Abstract. Riemannian symmetric spaces show up in many branches of mathematics. Commutative spaces are a generalization of some interest in geometry, analysis and number theory. The finite dimensional ones are now classified, and the simplest infinite dimensional ones are direct limits G/K = lim Gn/Kn where the Gn/Kn are finite dimensional commutative spaces. Here "commutative space" means that the action of G on a suitable Hilbert space L2(G/K) is multiplicity free, and we study several cases where that multiplicity free property holds. The strongest results are for cases where (i) the Gn/Kn are compact riemannian symmetric spaces and (ii) the Gn are semidirect products Nn×Kn with Nn nilpotent, In case (ii) the Nn are commutative or 2-step nilpotent (not so different from a Heisenberg group); then we usually can construct Gn-equivariant isometric maps ζn : L2(Gn/Kn) → L2(Gn+1/Kn+1) and prove that the left regular representation of G on the Hilbert space L2(G/K) : = lim{L2(Gn/Kn),ζn} is a multiplicity free direct integral of irreducible unitary representations. In all cases the isometric injections ζn : L2(Gn/Kn) → L2(Gn+1/Kn+1), which define L2(G/K), make use of Frobenius-Schur orthogonality.

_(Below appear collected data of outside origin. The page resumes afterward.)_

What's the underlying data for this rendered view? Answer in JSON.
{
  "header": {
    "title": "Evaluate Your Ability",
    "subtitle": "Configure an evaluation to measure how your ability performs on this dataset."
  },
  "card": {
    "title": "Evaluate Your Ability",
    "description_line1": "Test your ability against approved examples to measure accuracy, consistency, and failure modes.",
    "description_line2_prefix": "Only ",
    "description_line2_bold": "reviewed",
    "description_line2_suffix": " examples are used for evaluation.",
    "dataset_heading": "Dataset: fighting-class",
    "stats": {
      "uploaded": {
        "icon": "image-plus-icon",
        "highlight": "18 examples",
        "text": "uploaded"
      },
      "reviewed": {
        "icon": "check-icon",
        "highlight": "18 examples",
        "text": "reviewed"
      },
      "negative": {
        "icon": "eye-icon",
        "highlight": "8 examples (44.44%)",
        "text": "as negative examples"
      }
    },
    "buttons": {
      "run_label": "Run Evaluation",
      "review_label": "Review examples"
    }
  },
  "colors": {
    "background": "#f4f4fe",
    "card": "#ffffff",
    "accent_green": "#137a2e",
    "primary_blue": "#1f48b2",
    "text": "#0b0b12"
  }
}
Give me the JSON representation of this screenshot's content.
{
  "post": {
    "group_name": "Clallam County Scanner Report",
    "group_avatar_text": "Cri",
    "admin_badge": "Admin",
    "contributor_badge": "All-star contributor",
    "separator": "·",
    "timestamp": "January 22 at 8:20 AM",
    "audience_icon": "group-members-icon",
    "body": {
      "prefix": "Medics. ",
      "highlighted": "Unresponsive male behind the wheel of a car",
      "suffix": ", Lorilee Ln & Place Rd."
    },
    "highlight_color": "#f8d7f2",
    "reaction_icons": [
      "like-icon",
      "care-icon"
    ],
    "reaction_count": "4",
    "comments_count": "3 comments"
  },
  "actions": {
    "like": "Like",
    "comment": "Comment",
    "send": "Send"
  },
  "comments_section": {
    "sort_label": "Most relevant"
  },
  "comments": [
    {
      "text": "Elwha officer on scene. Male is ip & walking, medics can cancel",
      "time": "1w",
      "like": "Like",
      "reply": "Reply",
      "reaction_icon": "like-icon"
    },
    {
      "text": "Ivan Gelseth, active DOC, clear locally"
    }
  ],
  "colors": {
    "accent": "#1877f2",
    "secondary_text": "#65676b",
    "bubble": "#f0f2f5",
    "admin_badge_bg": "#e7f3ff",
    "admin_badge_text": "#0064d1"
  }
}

Genkai Zhang (Göteborg) : Realization of unitary spherical representations in singular holomorphic representations

Abstract. Let X=H/L be a real bounded symmetric domain realied as a real form in an Hermitian symmetric domain D=G/K. The intersection S of the Shilov boundary of D with X defines a distinguished subset of the topological boundary of X and is invariant under H and can also be realized as S=H/P for certain parabolic subgroup P of H. We study the induced shperical representation IndHP(λ) of H and their realizations as discrete summand in the branching of singular holomorphic representations of G. We find formulas for the spherical functions in terms of the Macdonald's 2F1 hypergeometric function. This generalizes the earlier result of Faraut-Koranyi for Hermitian symmetric spaces D. We consider a class of H-invariant integral intertwining operators from the representations IndHP(λ) on L2(S) to the holomorphic representations of G on D restricted to H. We construct a new class of complementary series for the groups H =SO(n,m), SU(n;m) (with n-m>2) and Sp(n,m) (with n-m >1) and find their realization in the branching rule of holomorphic representations of G=SU(n,m), SU(n,m)×SU(n,m) and SU(2n,2m) respectively.